Ana Jorge apontou que, à medida que o levantamento ia sendo feito, ficava mais claro a dificuldade de a Santa Casa Global Brasil e Santa Casa Global Portugal “virem a retirar algum lucro ou reaver alguns dos investimentos feitos”.

“Acresce que a gestão da Santa Casa Global, a criação desta rede de empresas e respetiva gestão foram sendo reveladas bastante opacas e com pouca fundamentação, existindo dúvidas sobre a regularidade de muitos dos custos suportados”, referiu, apontando que estas foram as razões para que a SCML tivesse recusado transferir mais 9 milhões de euros para o projeto quando Ana Jorge tomou posse.

Denunciou também o impacto dos encargos com os dois administradores nos últimos três anos – Francisco Pessoa e Costa e Ricardo Gonçalves – que “perfazem um total de 850 mil euros”, entre “ordenados, ajudas de custo, senhas de presença, despesas pessoais, entre outras, nomeadamente o pagamento da creche à filha”.

“O dilema com o qual fui confrontada era simples, mas de enormes consequências: ou se mantinham as prestações milionárias de financiamento da Santa Casa global naquilo que se perspetivava ser um poço sem fundo, comprometendo no curto, médio e longo prazo a própria Santa Casa, ou se assumiam que não existiriam mais transferências”, afirmou.

Disse estar convicta de ter tomado a melhor decisão para a instituição, acrescentando, no entanto, “ser falsa” a ideia de que a SCML deixou ao abandono as empresas no Brasil e deixou de cumprir com as suas obrigações, negando igualmente que a decisão de não continuar com o projeto de internacionalização tenha aumentado os encargos da instituição.

Questionada sobre que competências mantém pelo fato de estar em funções de gestão corrente, a provedora exonerada disse que pode apenas gerir processos em curso e alertou que a demora na nomeação de uma nova administração para a SCML “pode pôr em risco o orçamento para 2024”.

Legalidade

Ana Jorge voltou esta noite a deixar dúvidas sobre os negócios no Brasil, considerando mesmo que podiam envolver “parceiros não confiáveis”.

No programa “Grande Entrevista” da RTP3, ela voltou a explicar os motivos que a levaram a cancelar os investimentos no projeto de expansão para o Brasil, e disse haver uma ata, de uma reunião de 2022, segundo a qual os então responsáveis admitiam que “os negócios no Brasil não eram nem nunca seriam rentáveis”.

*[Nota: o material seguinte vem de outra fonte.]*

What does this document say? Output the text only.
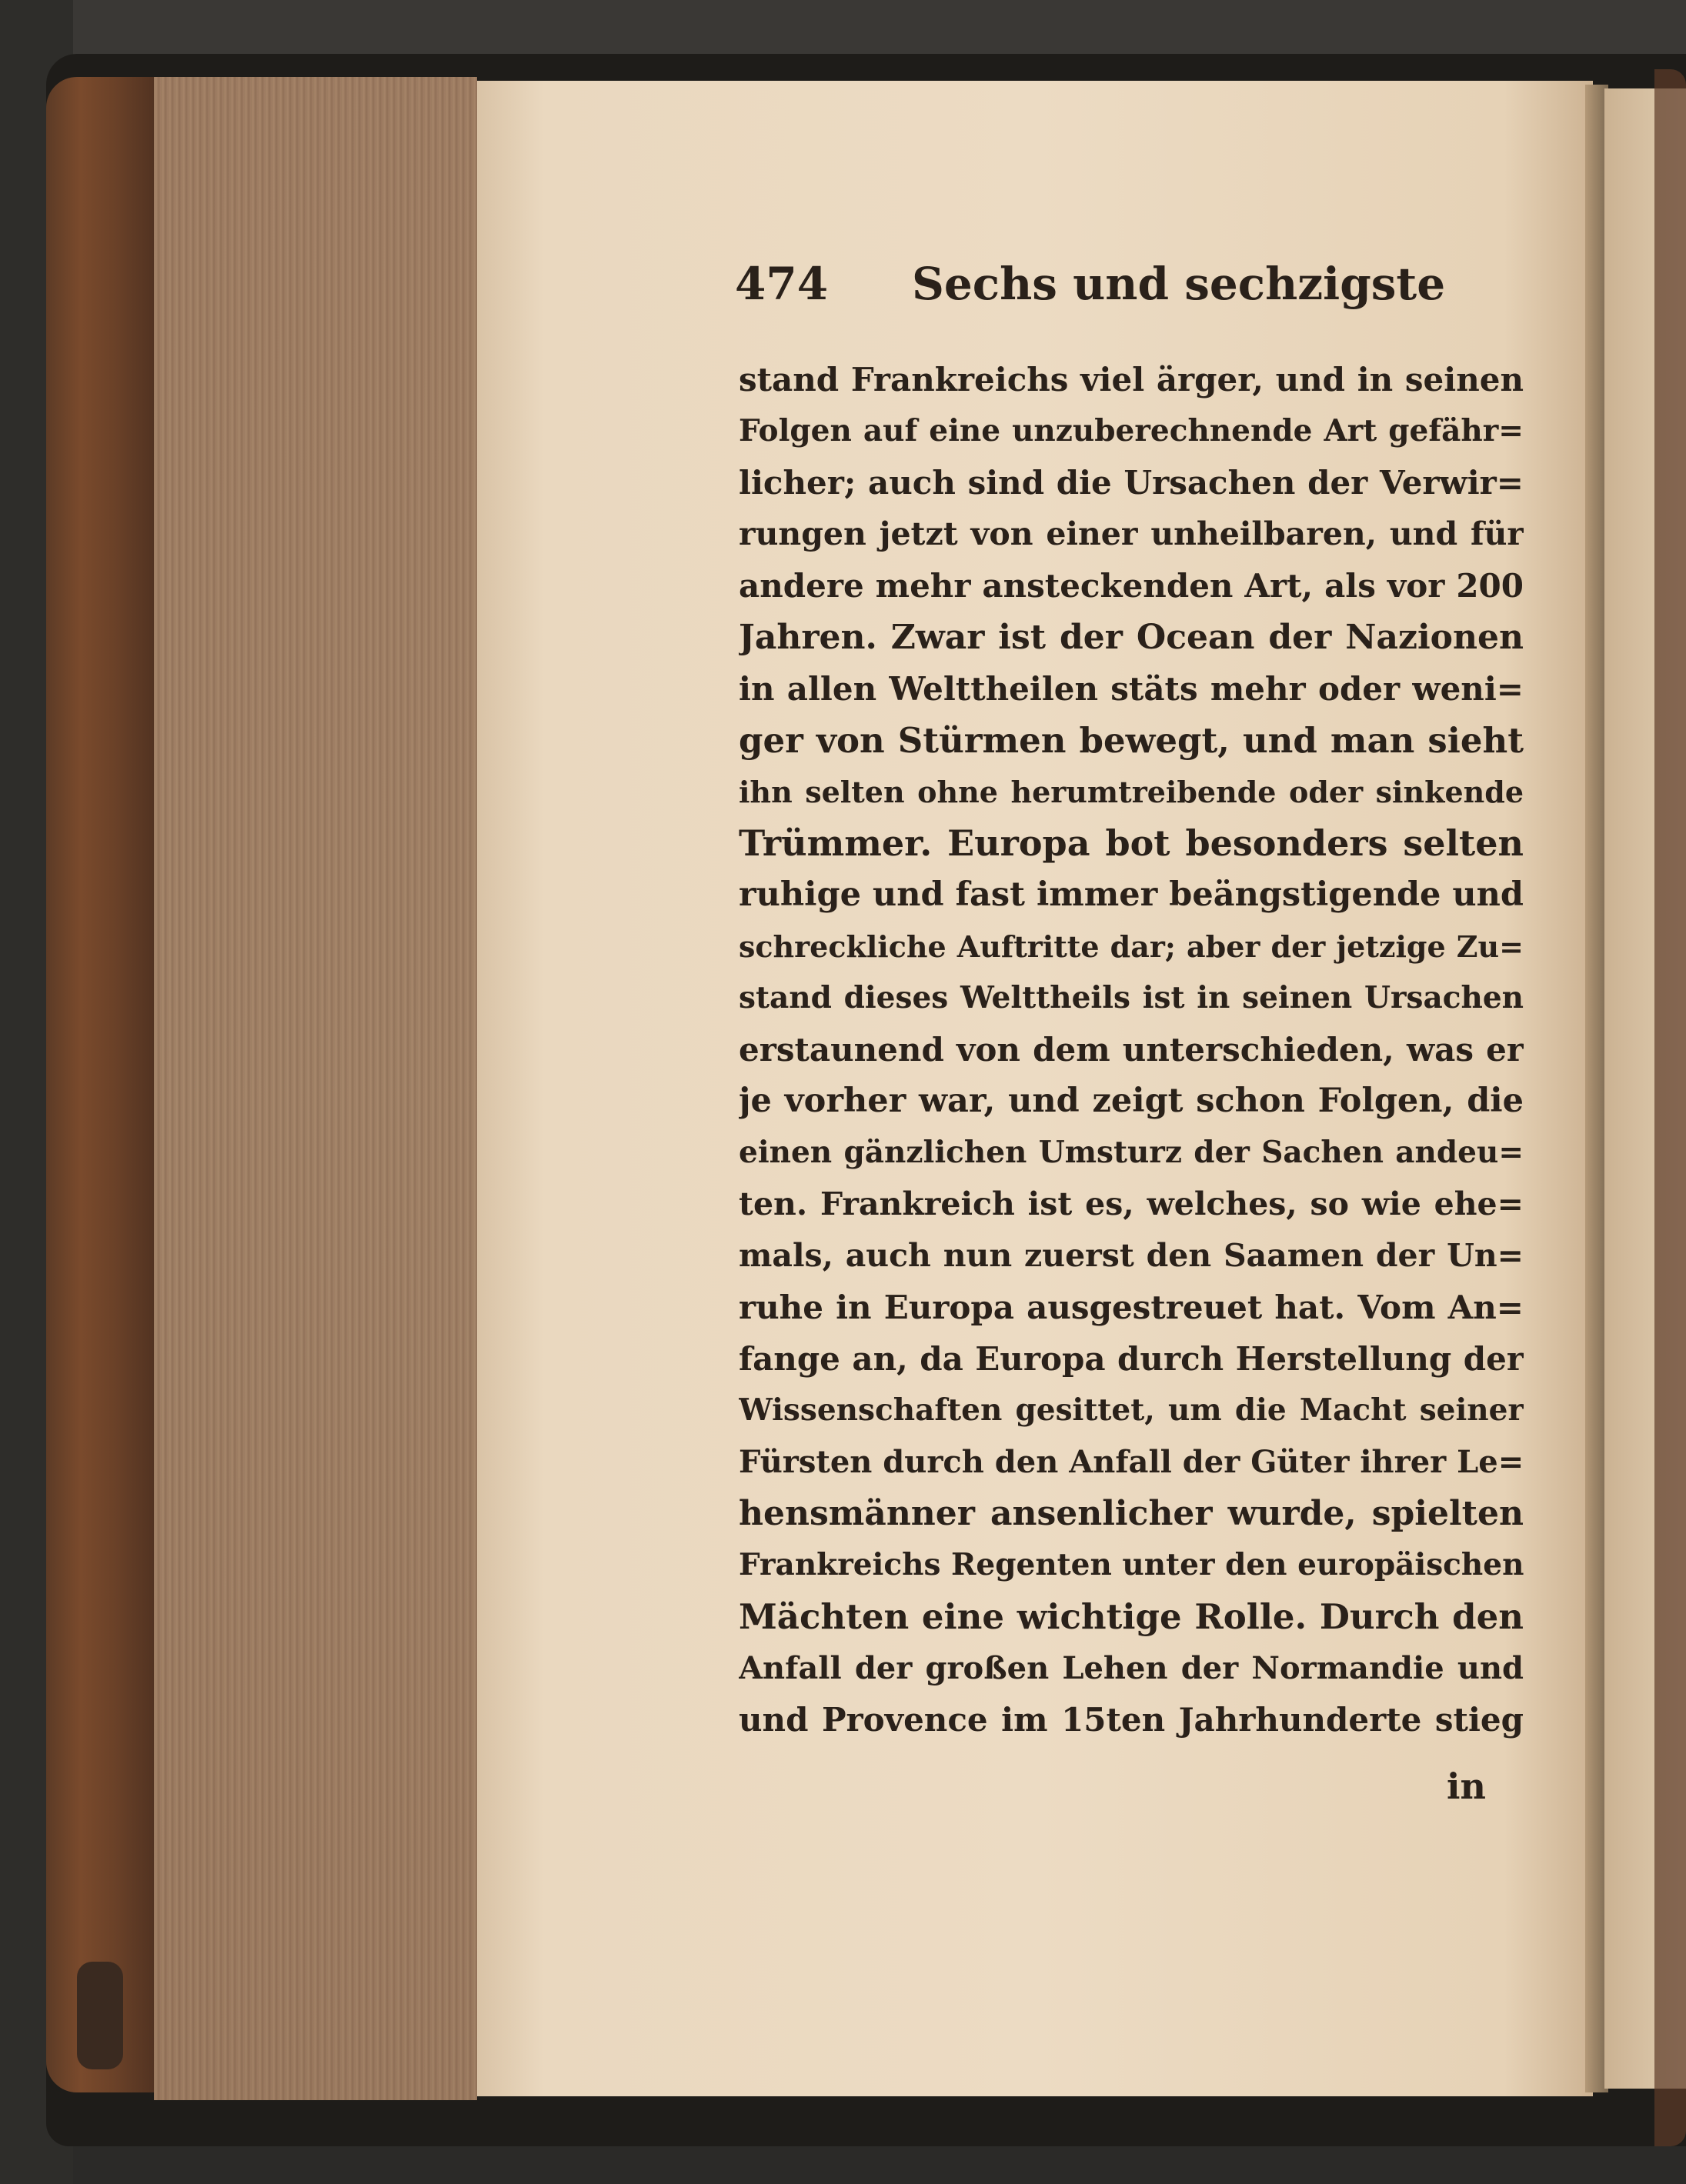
474 Sechs und sechzigste
stand Frankreichs viel ärger, und in seinen
Folgen auf eine unzuberechnende Art gefähr=
licher; auch sind die Ursachen der Verwir=
rungen jetzt von einer unheilbaren, und für
andere mehr ansteckenden Art, als vor 200
Jahren. Zwar ist der Ocean der Nazionen
in allen Welttheilen stäts mehr oder weni=
ger von Stürmen bewegt, und man sieht
ihn selten ohne herumtreibende oder sinkende
Trümmer. Europa bot besonders selten
ruhige und fast immer beängstigende und
schreckliche Auftritte dar; aber der jetzige Zu=
stand dieses Welttheils ist in seinen Ursachen
erstaunend von dem unterschieden, was er
je vorher war, und zeigt schon Folgen, die
einen gänzlichen Umsturz der Sachen andeu=
ten. Frankreich ist es, welches, so wie ehe=
mals, auch nun zuerst den Saamen der Un=
ruhe in Europa ausgestreuet hat. Vom An=
fange an, da Europa durch Herstellung der
Wissenschaften gesittet, um die Macht seiner
Fürsten durch den Anfall der Güter ihrer Le=
hensmänner ansenlicher wurde, spielten
Frankreichs Regenten unter den europäischen
Mächten eine wichtige Rolle. Durch den
Anfall der großen Lehen der Normandie und
und Provence im 15ten Jahrhunderte stieg
in
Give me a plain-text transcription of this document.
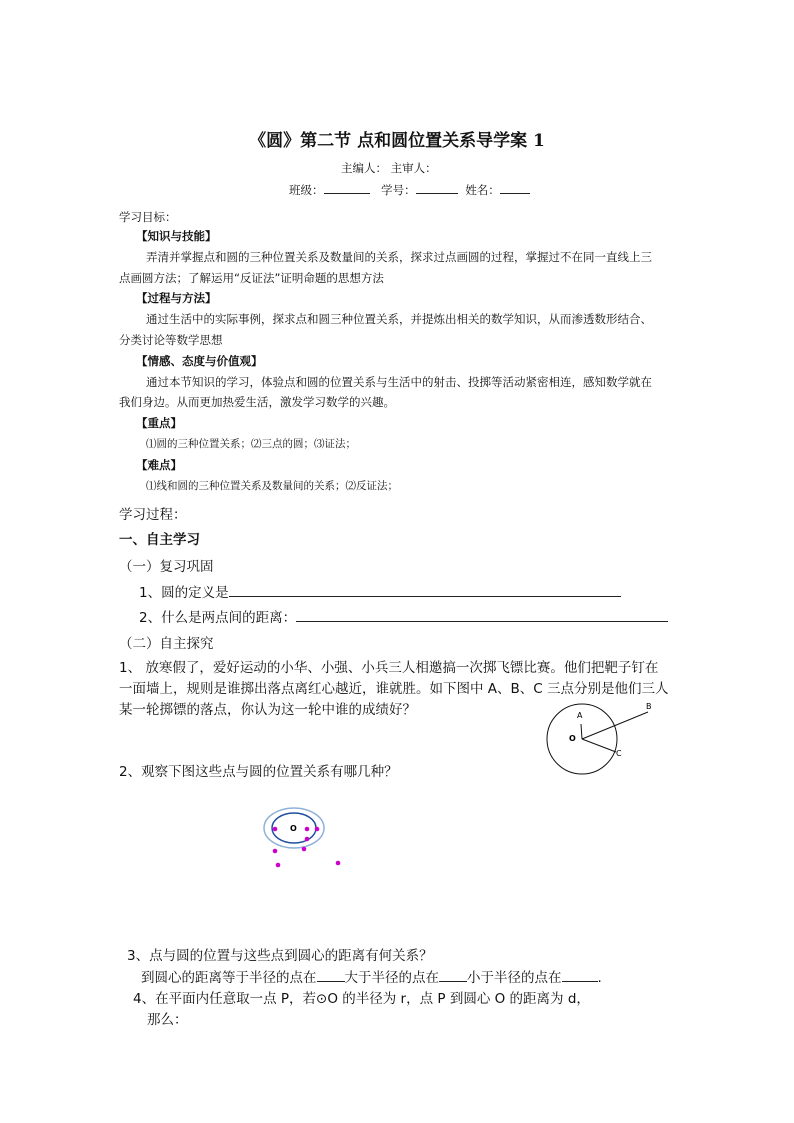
《圆》第二节 点和圆位置关系导学案 1
主编人： 主审人：
班级：	学号：	姓名：
学习目标：
【知识与技能】
弄清并掌握点和圆的三种位置关系及数量间的关系，探求过点画圆的过程，掌握过不在同一直线上三
点画圆方法；了解运用“反证法”证明命题的思想方法
【过程与方法】
通过生活中的实际事例，探求点和圆三种位置关系，并提炼出相关的数学知识，从而渗透数形结合、
分类讨论等数学思想
【情感、态度与价值观】
通过本节知识的学习，体验点和圆的位置关系与生活中的射击、投掷等活动紧密相连，感知数学就在
我们身边。从而更加热爱生活，激发学习数学的兴趣。
【重点】
⑴圆的三种位置关系；⑵三点的圆；⑶证法；
【难点】
⑴线和圆的三种位置关系及数量间的关系；⑵反证法；
学习过程：
一、自主学习
（一）复习巩固
1、圆的定义是
2、什么是两点间的距离：
（二）自主探究
1、 放寒假了，爱好运动的小华、小强、小兵三人相邀搞一次掷飞镖比赛。他们把靶子钉在
一面墙上，规则是谁掷出落点离红心越近，谁就胜。如下图中 A、B、C 三点分别是他们三人
某一轮掷镖的落点，你认为这一轮中谁的成绩好？
2、观察下图这些点与圆的位置关系有哪几种？
A
B
C
O
O
3、点与圆的位置与这些点到圆心的距离有何关系？
到圆心的距离等于半径的点在 大于半径的点在 小于半径的点在	.
4、在平面内任意取一点 P，若⊙O 的半径为 r，点 P 到圆心 O 的距离为 d，
那么：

Nas palavras da responsável seria difícil o sucesso, numa área do país onde o jogo não é regulado, e uma esperança que houve em Brasília também não se concretizou, pelo que, disse, a melhor opção foi a Santa Casa retirar-se, negando no entanto que tenha saído de forma abrupta, até porque as empresas criadas estão a funcionar.

Ana Jorge disse que considerou que os custos de sair eram menores do que continuar, afirmou que a intenção do antigo provedor até podia ser boa mas que o que encontrou foi uma “complicação”, e que a Santa Casa de Lisboa “a única coisa que fazia era dar dinheiro para o Brasil”.

Em determinado momento, referiu, a situação teve de ser entregue às autoridades judiciais, até porque há “envolvimentos com parceiros que podem não ser confiáveis”.

Na entrevista ao jornalista Vitor Gonçalves Ana Jorge desvalorizou o investimento da anterior administração em imagens digitais (as chamadas NFT), de cerca de 500 mil euros, disse que é preciso dar nova vida aos jogos, e admitiu a preocupação com dependência de jogos (raspadinha).

Sobre o processo de exoneração pelo atual governo confessou-se surpreendida, porque na primeira reunião com a ministra da tutela disse que estava disponível para continuar e que esta lhe disse que confiava e até lhe perguntou quantos lugares vagos havia para colocar pessoas e se queria ficar com todos (da mesa).

Sobre declarações da ministra do Trabalho, Solidariedade e Segurança Social, Maria do Rosário Ramalho, de que os gestores se tinham aumentado a si próprios Ana Jorge negou, disse que pela lei tal não era possível e que os aumentos que existiram não dependeram dos gestores.

Ana Jorge disse também que não está a pensar processar o ministério pela situação, e não considerou que a sua saída seja um “saneamento político”.

A administração da Santa Casa da Misericórdia de Lisboa foi exonerada a 29 de abril passado.